Right now, we're into dumb little exercises with mostly silly math with superficial STEM layers.
We've farmed out the curriculum to mass publishing and have this 1900s concept of "textbook" that's just silly, is all I can say -- maybe not to start, but how we still cling to it. Our farcical "schoolish habits" are worthy of parody for sure (but it's hard to tell sometimes where the parody leaves off the the reality begins).
> It has become far too acceptable for teachers to shy away from the heads > down work and the tests that goes with that and instead spend their time > making mathematics interesting. It has also become far too acceptable to > have so many kids in classes that they have no business being in. You > shouldn?t be in algebra if you can?t do arithmetic and you shouldn?t be in > calculus if you can?t add two fractions. > > You are just very late to an experiment in math education that has been > going on for 30 years. >
I think I'm not making the same proposals as many in the "math reform biz". I'm not just adding my voice to the chorus. My Buckminster Fuller focus, for example, my underlining of polyhedrons so much: that's not in most of the journalism I see. I'm too esoteric for the NYT if not the Washington Post (I was actually written up in the Oregonian a couple times, as a local area "futurist").

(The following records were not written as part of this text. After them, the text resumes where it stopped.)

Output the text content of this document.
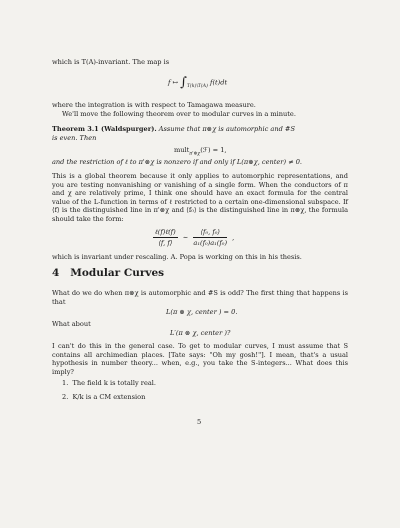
which is T(A)-invariant. The map is
f ↦ $\int_{T(k)\backslash T(A)}$ f(t)dt
where the integration is with respect to Tamagawa measure.
We'll move the following theorem over to modular curves in a minute.
Theorem 3.1 (Waldspurger). Assume that π⊗χ is automorphic and #S
is even. Then
mult$_{\pi'\otimes\chi}$(ℱ) = 1,
and the restriction of ℓ to π'⊗χ is nonzero if and only if L(π⊗χ, center) ≠ 0.
This is a global theorem because it only applies to automorphic representations, and you are testing nonvanishing or vanishing of a single form. When the conductors of π and χ are relatively prime, I think one should have an exact formula for the central value of the L-function in terms of ℓ restricted to a certain one-dimensional subspace. If ⟨f⟩ is the distinguished line in π'⊗χ and ⟨f₀⟩ is the distinguished line in π⊗χ, the formula should take the form:
$\frac{\text{ℓ(f)ℓ̄(f)}}{⟨f, f⟩}$ ∼ $\frac{\text{⟨f₀, f₀⟩}}{\text{a₁(f₀)a₁(f₀)}}$ ,
which is invariant under rescaling. A. Popa is working on this in his thesis.
4 Modular Curves
What do we do when π⊗χ is automorphic and #S is odd? The first thing that happens is that
L(π ⊗ χ, center ) = 0.
What about
L′(π ⊗ χ, center )?
I can't do this in the general case. To get to modular curves, I must assume that S contains all archimedian places. [Tate says: "Oh my gosh!"]. I mean, that's a usual hypothesis in number theory... when, e.g., you take the S-integers... What does this imply?
1. The field k is totally real.
2. K/k is a CM extension
5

I talk about how 'Sesame Street' was a big step in the right direction, as was 'Donald Duck Visits Magic Math Land' (another Donald). My "teachers" tend to be characters like Big Bird, who won't share anything about complex numbers with the little dears. No one on the street ever talks about Phi. But then the Muppets have a large adult following so go figure.
Speaking of 'The Muppets', they were on the marquee yesterday, where I saw 'To Be Takei' (about the guy behind Sulu on Star Trek).
> > Make math more interesting and less hard. > > The results were horrible. >
I don't think they succeeded in making it more interesting.
That Time-Life book, Mathematics, now that was pretty interesting. A lot of trade books are interesting.
But textbooks tend to be boring by their very nature, unless you stock the classroom with hundreds and routinely grab one to mock its treatment of something. Ridiculing textbooks is lots of fun, have the kids see how poorly it communicates concepts, speak extensively of the idiocy of the adults in that era of history. Show lots of 'fails' like on Youtube, featuring silly adults and their antics (e.g. their sloppy handling of radio-toxins). And now lets laugh at how they taught math! ROTFLOL! *Of course* they behaved like bozos, with textbooks like *that*!
> > And I am not sure at this point there is a way out of this mess for public > schools. Even if your idea of doing coding in school was good, you and I > know that they would do it stupidly. They were strip of all talent and do > it as a rote hands on activity so that everyone can do it and then claim to > be against rote. > >
> And what you suggest is not spiraling, but you know that. >
I think developing a "type sense" as one moves into numbers, as well as retaining a sense of "the string type" (such as the paragraphs of whatever they're reading) and its being formatted into a "document" (segue to DOM, XML, CSS, HTML) is appropriate for elementary school kids.
Start marking up with HTML as soon as you've learned some typing. How early to teach touch typing, that is the question. All drag and drop visual programming needs to go lexical at some point. All graphical and no lexical is no better than all lexical and no graphical.
True, a lot of CS-unfriendly teachers have no clue what the DOM is, and school is a lot more about employing adults than teaching children, I think we all know that.
That's why I'm not only focused on "school" as an institution, as distinct from the broader cultural process of transmitting skills and information, what we call "the education process".
However I am focused on schools too. They're important and need remodeling as a concept, along with physical upgrades and liberation from the STEM-illiterate.